Companies don’t expect you to know everything about them however they do expect you to know enough to show you are interested in the role. Avoid criticizing previous employers or colleagues, focusing on bad feelings or giving excuses about negative experiences - try to focus on the positives you have taken away from these experiences.
Be poised. A firm handshake, good eye contact, sitting up straight and avoiding nervous habits such as finger tapping and giggling all help to ensure you come across professionally. Stick to the facts. If you’re asked a question and stuck for thoughts, it will become obvious if you don’t tell the truth. If you need to, refer back to your resume or some notes you have prepared.
An interview is an opportunity to confirm whether this is an organization you can see yourself working with. Think about all those questions that you haven’t had answered during your preparation, and come armed with one or two which will allow you to leave the interview in a better position to make an informed career decision.
Remember – most people who are interviewing you have been in your position at some stage recently and understand your nerves. Relax, speak clearly and enthusiastically about your experiences and skills and let your personality shine.
Objective statement: While you see objective statements on many sample resumes, they are not required. Objective statements should be clear, precise and succinct. They should make use of specific job titles and specific phrases describing the applicants preferred working environment.
Profile: Many people replace the objective statement with a profile or qualification highlights section that highlights the "soft skills" that do not always make it into resume databases. The profile is a sort of summary of the resume itself, highlighting the applicant's most impressive skills, abilities and accomplishments.
Education: Name and location of institution, dates of attendance, type of degree, area of study, and special awards. You may include CGPA information if important to the specific position.
Work experience: Name and location of company, dates of employment, major accomplishments on the job, major responsibilities, name and contact information of direct supervisor, skills acquired. Include paid and volunteer positions (if necessary).
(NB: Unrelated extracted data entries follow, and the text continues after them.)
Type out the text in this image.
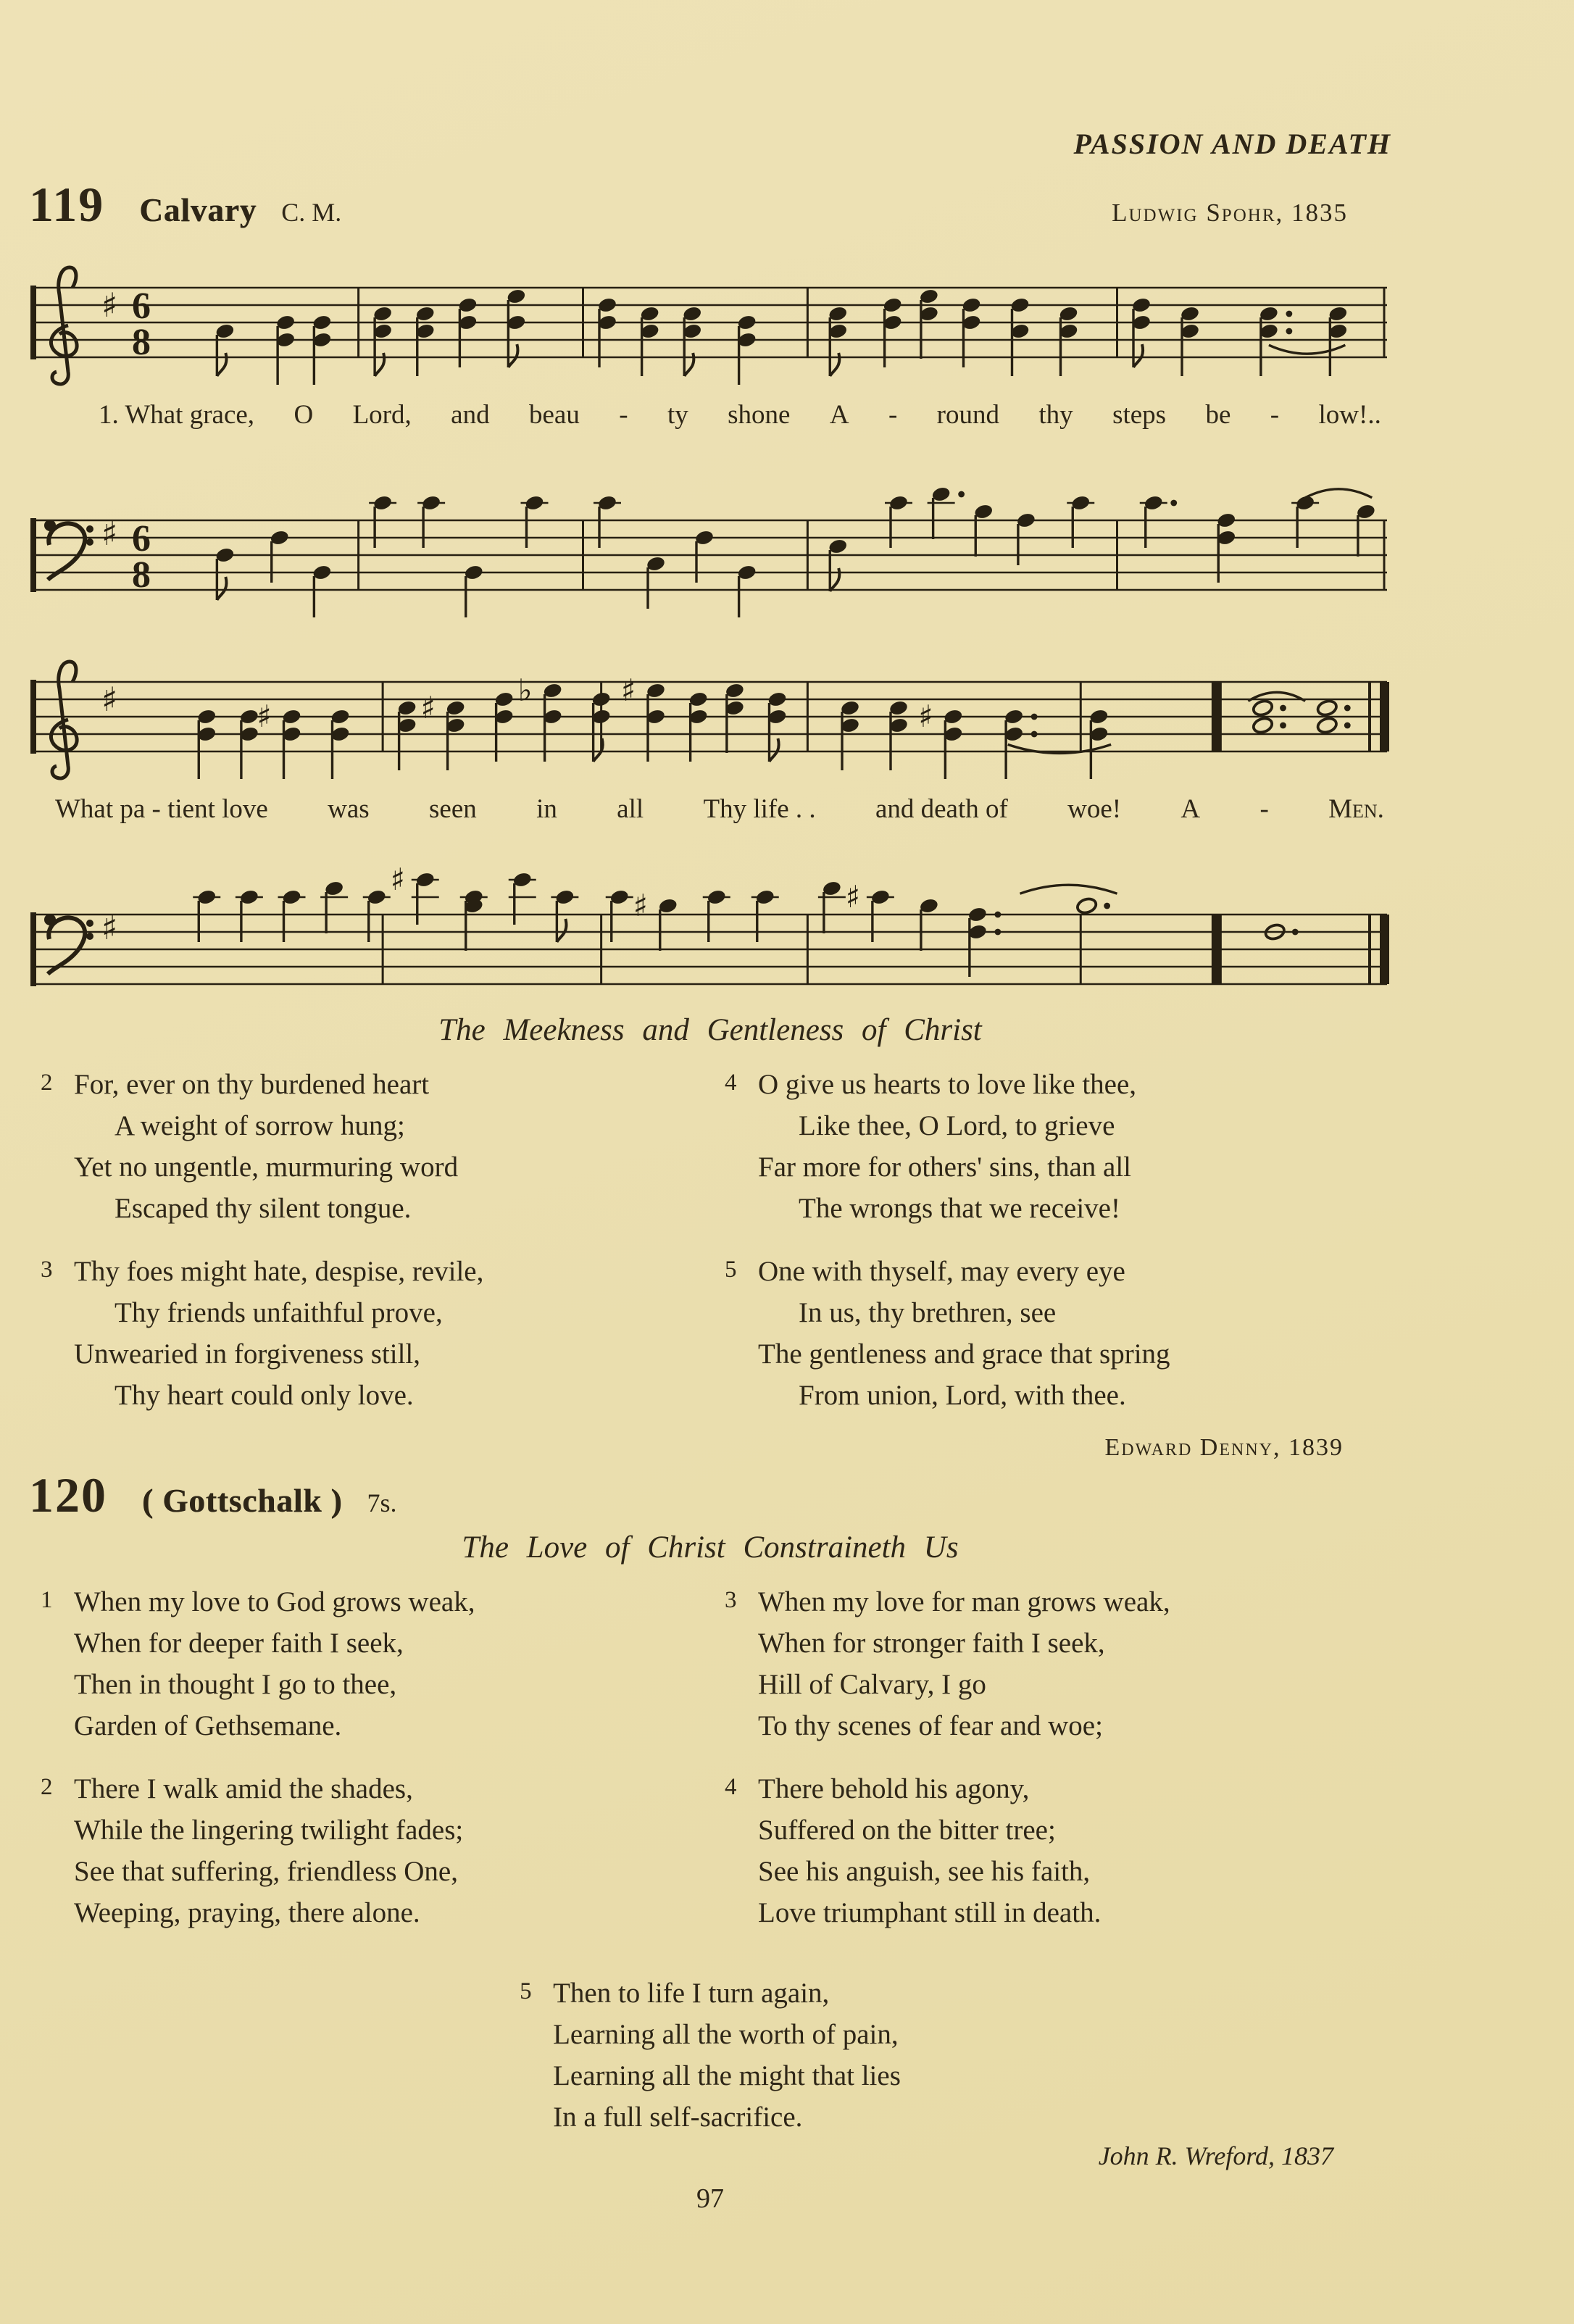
PASSION AND DEATH
119 Calvary C. M.	Ludwig Spohr, 1835
♯ 6
8
1. What grace, O Lord, and beau - ty shone A - round thy steps be - low!..
♯ 6
8
♯	♯	♯	♭	♯
♯
What pa - tient love was seen in all Thy life . . and death of woe! A - Men.
♯
♯
♯	♯
The Meekness and Gentleness of Christ
2 For, ever on thy burdened heart
A weight of sorrow hung;
Yet no ungentle, murmuring word
Escaped thy silent tongue.
3 Thy foes might hate, despise, revile,
Thy friends unfaithful prove,
Unwearied in forgiveness still,
Thy heart could only love.
4 O give us hearts to love like thee,
Like thee, O Lord, to grieve
Far more for others' sins, than all
The wrongs that we receive!
5 One with thyself, may every eye
In us, thy brethren, see
The gentleness and grace that spring
From union, Lord, with thee.
Edward Denny, 1839
120 ( Gottschalk ) 7s.
The Love of Christ Constraineth Us
1 When my love to God grows weak,
When for deeper faith I seek,
Then in thought I go to thee,
Garden of Gethsemane.
2 There I walk amid the shades,
While the lingering twilight fades;
See that suffering, friendless One,
Weeping, praying, there alone.
3 When my love for man grows weak,
When for stronger faith I seek,
Hill of Calvary, I go
To thy scenes of fear and woe;
4 There behold his agony,
Suffered on the bitter tree;
See his anguish, see his faith,
Love triumphant still in death.
5 Then to life I turn again,
Learning all the worth of pain,
Learning all the might that lies
In a full self-sacrifice.
John R. Wreford, 1837
97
Additional training or workshops: if you've attended specialized training courses, seminars or workshops, be sure to list these as well (depending upon relevancy).
Skills: Things you can actually do (as opposed to generalized skills - better to let an employer know you have leadership skills from reading your work or training history rather than telling them you have "leadership skills"). For example, software you may know well, systems you may understand, etc.
Referees: You will be required to provide 3 referees one of which should be an academic referee. The other 2 could be a work referee if you have had a chance to gain some work experience, a mentor or someone who knows you well.
Ensure that you get permission from the individuals first before including them as your referees on your CV.